The chart shows wage increases by percentile of the wage distribution, with the biggest gains at the bottom and middle
How a hypothetical wage board system would change wages, across the spectrum.
Economics for Inclusive Prosperity / Arindrajit Dube

In the “low” raise estimate, with minimum pegged to 30 percent of the median wage, “the 20th, 40th and 60th percentile wage rises by 13, 9 and 4 percent, respectively,” Dube writes. Those are quite substantial raises, not just for the bottom but for the middle that has also been left out of wage gains in recent decades. The numbers are greater for the “high” wage option: 19, 15, and 12 percent raises, respectively.

“It is useful to contrast these distributional impact of wage boards with those from typical minimum wage increases in the U.S, which mostly fade out by the 20th percentile of the wage distribution,” Dube writes. “In other words, wage boards are much better positioned to deliver gains to middle-wage jobs than a single minimum pay standard.”

Again, this is a back-of-the-envelope estimate of a hypothetical wage board proposal. It doesn’t incorporate potential downsides from setting higher sector-wide wages. Perhaps the biggest single concern skeptics of the idea will have is that sector-specific minimums will cause unemployment, the same way critiques of the minimum wage argue that it makes it too costly to hire and forces companies to shed staff.

But as Dube notes, Australia, which otherwise has a similar employment culture to the US but uses national wage boards, does not appear to have massively higher unemployment as a consequence.
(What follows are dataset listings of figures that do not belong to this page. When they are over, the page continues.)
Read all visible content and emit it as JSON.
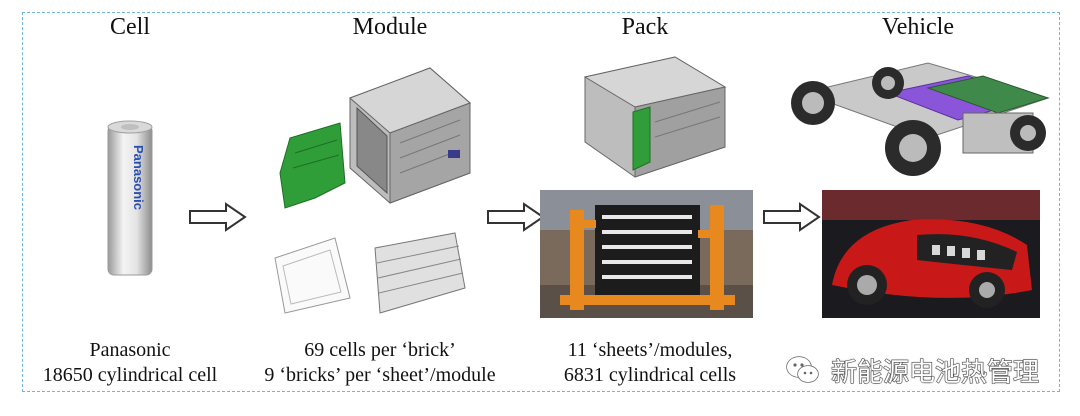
{
  "stages": [
    {
      "title": "Cell",
      "caption_lines": [
        "Panasonic",
        "18650 cylindrical cell"
      ]
    },
    {
      "title": "Module",
      "caption_lines": [
        "69 cells per ‘brick’",
        "9 ‘bricks’ per ‘sheet’/module"
      ]
    },
    {
      "title": "Pack",
      "caption_lines": [
        "11 ‘sheets’/modules,",
        "6831 cylindrical cells"
      ]
    },
    {
      "title": "Vehicle",
      "caption_lines": []
    }
  ],
  "cell_label": "Panasonic",
  "watermark": {
    "text": "新能源电池热管理"
  },
  "colors": {
    "frame": "#6fb6e6",
    "module_green": "#2f9e38",
    "pack_orange": "#e8891f",
    "vehicle_purple": "#8a55d8",
    "car_red": "#c81818",
    "cell_text_blue": "#2a4fb0"
  },
  "icons": {
    "arrow": "hollow-right-arrow",
    "watermark": "wechat-logo-icon"
  }
}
States experimenting with wage boards would also want to be cognizant of how they might interact with state budgets. Personal care aides and registered nurses are two of the most common jobs in California, for example, and you would want to raise their wages in concert with a boost to Medicaid funding, so the money is actually there to finance their higher salaries.

But a good first step might be for Gov. Gavin Newsom to take an incredibly common profession in California — like retail workers, or cashiers, or restaurant servers — without such massive budget implications and ask the Industrial Welfare Commission to set up tripartite negotiations with workers in those sectors and with business groups to set new, higher wage scales. Those are also among the most common jobs in Colorado and New Jersey, so Govs. Polis and Murphy could try convening wage boards for them as well.

The beauty of these state laws is that they allow the process to start small and build up, and for governments to learn what methods work best for incorporating worker feedback, for reflecting worker experience, for avoiding layoffs, and so on. Employers in those states probably won’t be happy, just as New York state employers were furious about the 2015 wage board (and demanded the laws change). But workers — workers who vote — would get raises, and the state governor would able to claim full credit.